TOKYO (AP) — President Joe Biden says the U.S. would intervene militarily if China were to invade Taiwan.
It was one of the most forceful presidential statements in support of self-governing in decades. Biden spoke at a news conference in Tokyo and said the burden to protect Taiwan was “even stronger” after Russia’s invasion of Ukraine.
"That's a commitment we made. Look, here's the situation, we agree to the One China policy — we signed on to it, all the intended agreements made from there, but the idea that it can be taken by force is just not appropriate. It would dislocate the entire region and be another action similar to what happened in Ukraine," Biden said Monday.

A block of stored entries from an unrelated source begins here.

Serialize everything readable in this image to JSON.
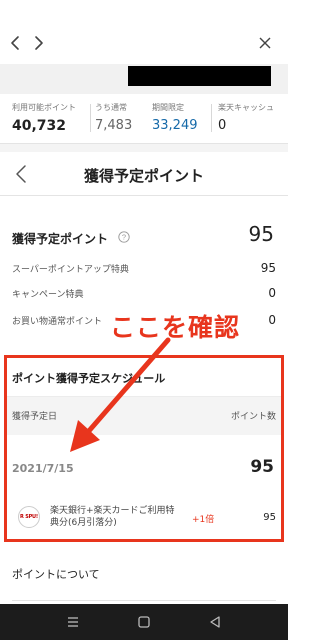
{
  "points_summary": {
    "available_label": "利用可能ポイント",
    "available_value": "40,732",
    "regular_label": "うち通常",
    "regular_value": "7,483",
    "limited_label": "期間限定",
    "limited_value": "33,249",
    "cash_label": "楽天キャッシュ",
    "cash_value": "0"
  },
  "page": {
    "title": "獲得予定ポイント"
  },
  "summary": {
    "title": "獲得予定ポイント",
    "total": "95",
    "rows": [
      {
        "label": "スーパーポイントアップ特典",
        "value": "95"
      },
      {
        "label": "キャンペーン特典",
        "value": "0"
      },
      {
        "label": "お買い物通常ポイント",
        "value": "0"
      }
    ]
  },
  "annotation": {
    "text": "ここを確認",
    "color": "#e8351d"
  },
  "schedule": {
    "title": "ポイント獲得予定スケジュール",
    "col_date": "獲得予定日",
    "col_points": "ポイント数",
    "date": "2021/7/15",
    "amount": "95",
    "bonus_logo": "R SPU!",
    "bonus_desc": "楽天銀行+楽天カードご利用特典分(6月引落分)",
    "bonus_mult": "+1倍",
    "bonus_points": "95"
  },
  "about": {
    "title": "ポイントについて"
  },
  "icons": {
    "browser_back": "chevron-left-icon",
    "browser_forward": "chevron-right-icon",
    "browser_close": "close-icon",
    "page_back": "chevron-left-icon",
    "help": "question-circle-icon",
    "nav_recents": "menu-icon",
    "nav_home": "square-icon",
    "nav_back": "triangle-back-icon"
  }
}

The White House quickly tried to downplay the comments.
“He reiterated our One China Policy and our commitment to peace and stability across the Taiwan Strait," a White House official reportedly said. "He also reiterated our commitment under the Taiwan Relations Act to provide Taiwan with the military means to defend itself.”
Despite the attempt to clarify Biden's comments, CNN reports that China still had sharp words for Biden.
"We urged the US side to earnestly follow the One China principle... be cautious in words and deeds on the Taiwan issue, and not send any wrong signal to pro-Taiwan independence and separatist forces — so it won't cause serious damage to the situation across the Taiwan Strait and China-US relations," a spokesman for the Chinese Foreign Ministry said in a statement, according to CNN.